Portanto o parque constitui o espaço da comunidade enquanto realmente uma imposição de limites de atuação, mais ainda de rompimento com o relacionamento da comunidade com o lugar. Não se pode sugerir que não há um trabalho humano sem interferência imediata sobre ecossistemas da área, mas não se pode destituir o trabalho humano sem chamar esse grupo destituído para planeja os novos arranjos do ambiente.
Enquanto as comunidades litorâneas apresentam motivações concretas, para que se possa ter mudanças na estruturação e na ordenação do ambiente, pois seu lugar vem sendo modificado independente da existência do parque, nas comunidades no interior em Vargem do Cedro, Santa Maria e Laranjal os entrevistados quase na sua totalidade querem ficar no lugar, exatamente como está. É evidente que contribui para isso o desempenho na venda de produtos hortifrutigranjeiros para a Grande Florianópolis.
A praia, enquanto local de existência, de viver, prazer e de trabalho constituía-se no olhar das comunidades da Pinheira e do Siriú no local ideal para sobreviver, surge o parque: o olhar retrai-se.
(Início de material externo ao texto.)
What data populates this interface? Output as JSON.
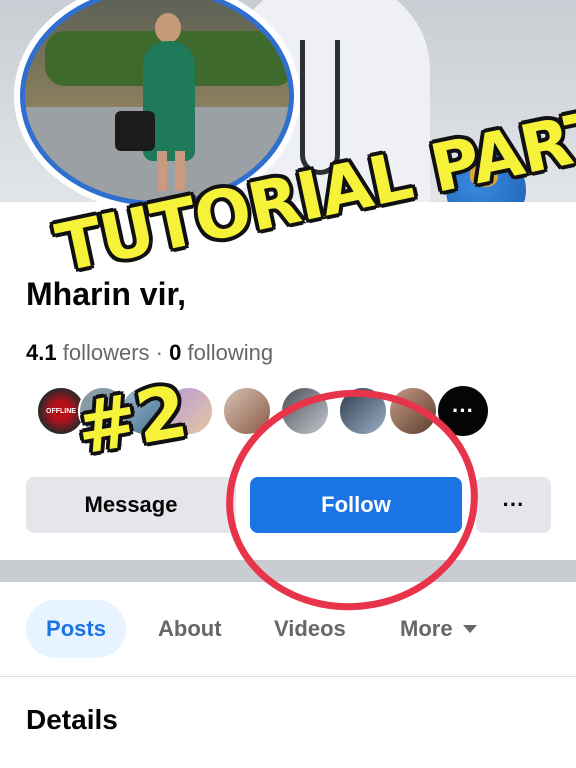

É evidente que a ocupação do litoral precisava de uma normatização, de um planejamento para organizar as áreas que, já na década de 70, crescia a olhos vistos, mas a criação imposta do parque condicionou modificações que mesmo depois das desanexações, jamais foram rompidas, isso porque se instituiu uma frenética e desorganizada aglomeração urbana que modificou de maneira irremediável o ambiente.

Quanto aos conflitos

Ficamos insatisfeitos com as desapropriações. Muita gente não quer sair do parque, mas vai ter de sair.
Muita gente não queria e não quer sair, ter que vender a terra, ir para outro lugar, a onde eu vou achar outro lugar como esse aqui?
Nós entendemos que é preciso preservar, mas não conseguimos conversar sobre como vai ser o parque com o pessoal que controla o parque.
Eles tão dando cursos, mas a gente não consegue tempo para ir aprender tudo o que precisa para preservar, o que a gente pode fazer a gente faz.
Mesmo depois que virou parque, muita terra foi comprada por pessoas da cidade que vem aqui e abrem tudo para por umas criações.
Lá em cima da Serra passa gente todo o final de semana e eles nem são daqui e não conhecem ninguém, mas eles podem entrar lá no parque.
Os moradores tiveram sua renda diminuída porque tiveram de tirar a criação da área do Parque.

O processo administrativo, instituído ao longo das décadas no território do parque, definiu uma outra relação de usufruto entre a população humana e a natureza, uma relação de medo. Nos grupos sociais de agricultores e pescadores, nem sempre as relações estabelecidas atendem às suas carências e expectativas. A revolta dos moradores diminuiu com o passar dos anos, ficou uma indiferença quanto ao parque que só é quebrada pelo medo da fiscalização.
As comunidades que vivem na área delimitada para o parque, enraizadas no lugar, como o local de nascimento, e sobrevivência, passam a ter um novo caminho a partir da criação do Parque Estadual, valores novos passam a ser agregados e tradições têm que ser reformuladas dentro do espaço institucionalizado. Mas como deve ser essa passagem ao novo? Deve haver uma busca constante de abstrair da paisagem o devido valor a seus moradores, esses mesmos que precisam assimilar e posicionar-se em defesa da diversidade biológica da área de interesse, para a sobrevivência da sua diversidade cultural.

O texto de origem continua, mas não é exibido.